Few years ago I’ve noticed symptoms of low T, so I went to my physican. He checked my total testosterone and it was bellow lower range. I checked it again with FSH and LH. Then, I did more detailed blood tests and MRI, potential causes were excluded and I was diagnosed with secondary hypogonadism. Doc presribed me clomid, but despite of good spike of total testosterone I haven’t noticed improvement in my symptoms. My doc told me that it could be psychological factors causing my symptoms, but I should still get this med. Recently I read on excelmale.com that this is common situation, when clomid works only “on paper”, and the alterative is going on TRT. Whats your opinion on that?
Yes, this does seem to happen sometimes, and those folks sometimes do better on TRT.
I’d also look into a sleep study to rule out obstructive sleep apnea.
Thanks for your reply. I’ve also done polysomnography, and the results were ok, however quality of my sleep is poor, I often wake up at night and can’t fall asleep again, although I pay attention to sleep hygiene.
BTW, what’s your opion on checking SHBG - is it reliable marker worth checking? Dr Austin Saya wrote on excelmale.com that clomid often tends to elevate SHBG and too much of it can be a cause, why clomid does not work even when it elevates total testosterone. My concern is how to distinguish which is the cause of my symptoms, low T, or depression?
SHBG is sometimes worth checking in the setting of obesity. I don’t think checking it now would change much in terms of management with respect to your Clomid.
The latter question is a difficult one to answer, given the tendency for symptoms of both issues to have some placebo response to treatment.
Yesterday I’ve listened your podcasts about testosterone, and I would like to ask about one more thing. If someone has low T symptoms, you check his testosterone - how low must it be to decide to do another testosterone measurement? Let’s assume that there is no problem with sleep, and the measurement was at 8-10am.
Reference ranges often vary by lab. If you’re suspicious, it doesn’t hurt to recheck.
So you mean, everthing above normal lab range isn’t indication for further blood check? My lately lab range where 164-754ng/dl, so having for example about 250ng/dl would be ok, despite of having symptoms of low T? I found some data from this video https://youtu.be/3MDRQ5WAIyk?t=477 but I don’t know is it a reliable source.
I’m a little confused, becasue if normal range is so wide, and for example if someone who had about 800ng/dl, and then for some reason his testosterone dropped to 300-400ng/dl with having hypogonadal symptoms should be treated despite beeing in lab ranges?
No, I’m saying there isn’t clear agreement on what the bottom end of the range should be. In other words, there is no specific cutoff that perfectly differentiates “normal” from “abnormal”. So there isn’t a clear answer here – the decision making is complex and needs to be made in context of the broader clinical picture (presenting symptoms and other context).
If someone had a level of 800 and suddenly appeared to “drop” to 300, I’d be suspicious of lab error (or catching a level at some other point during the circadian cycle) before anything else.
Refs:
AACE Hypogonadism Guidelines, Endocr Pract. 2002;8(No. 6)
Arver S, Lehtihet M. Current Guidelines for the Diagnosis of Testosterone Deficiency.
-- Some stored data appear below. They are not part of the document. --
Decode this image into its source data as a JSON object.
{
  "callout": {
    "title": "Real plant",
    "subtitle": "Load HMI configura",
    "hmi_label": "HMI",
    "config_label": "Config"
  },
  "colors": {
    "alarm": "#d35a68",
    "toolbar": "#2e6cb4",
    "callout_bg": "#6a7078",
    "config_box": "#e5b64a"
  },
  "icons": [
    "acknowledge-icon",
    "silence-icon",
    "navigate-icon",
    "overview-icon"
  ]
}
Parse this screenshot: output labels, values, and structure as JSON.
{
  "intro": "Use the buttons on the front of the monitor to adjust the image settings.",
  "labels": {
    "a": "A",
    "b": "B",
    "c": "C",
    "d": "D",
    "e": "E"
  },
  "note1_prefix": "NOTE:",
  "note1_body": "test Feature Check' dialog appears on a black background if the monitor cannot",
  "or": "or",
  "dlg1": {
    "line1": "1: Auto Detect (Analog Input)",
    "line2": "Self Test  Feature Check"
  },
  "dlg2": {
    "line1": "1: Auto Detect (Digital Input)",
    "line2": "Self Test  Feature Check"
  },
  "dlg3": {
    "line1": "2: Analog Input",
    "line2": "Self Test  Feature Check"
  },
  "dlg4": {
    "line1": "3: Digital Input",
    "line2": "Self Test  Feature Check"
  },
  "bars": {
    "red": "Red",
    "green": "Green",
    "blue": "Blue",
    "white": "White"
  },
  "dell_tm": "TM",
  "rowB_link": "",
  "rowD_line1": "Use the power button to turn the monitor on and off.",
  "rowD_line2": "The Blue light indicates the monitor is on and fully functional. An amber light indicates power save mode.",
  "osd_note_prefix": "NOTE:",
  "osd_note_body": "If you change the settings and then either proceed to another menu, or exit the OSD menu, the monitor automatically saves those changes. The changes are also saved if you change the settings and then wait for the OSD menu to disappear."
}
Front Horm Res. 2009;37:5-20.
Lunenfeld B., et al. Recommendations on the diagnosis, treatment and monitoring of hypogonadism in men. Aging Male. 2015 Mar;18(1):5-15.
Dandona, P et al. A Practical Guide to Male Hypogonadism in the Primary Care Setting. International Journal of Clinical Practice 64.6 (2010): 682–696.
“f someone had a level of 800 and suddenly appeared to “drop” to 300, I’d be suspicious of lab error (or catching a level at some other point during the circadian cycle) before anything else.”
I’ve meant a case, when that dropped level would be repeated in the next lab checking. I had pituitary macroadenoma (acromegaly) diagnosed 6 years ago, then had succsesfull surgery, felt much better after, my testosterone increased from 200 to 350 after surgery, but I never regained to my oldversion of myself in terms of hypogonadal symptoms like fatigue, depression, mood swings, poor libido, poor sleep quality, lack of motivation. My acromegaly is controlled by Octreotide 30mg, I have IGF-1 in normal ranges, other homornes are ok, and fortunately, I haven’t developed any complications due to my disease.
Sorry that I haven’t mention that before asking my previous questions. I have some friends visiting this forum and I didn’t want to be recognized.
Yes, this is a much more complex situation given the history of surgery for pituitary tumor. It’s also impossible to be 100% certain that your symptoms are entirely attributable to testosterone levels, as you’ll notice that they are all quite non-specific in nature. With the complexity of this situation, discussion of a trial of TRT would be one you’d have to have with your endocrinologist.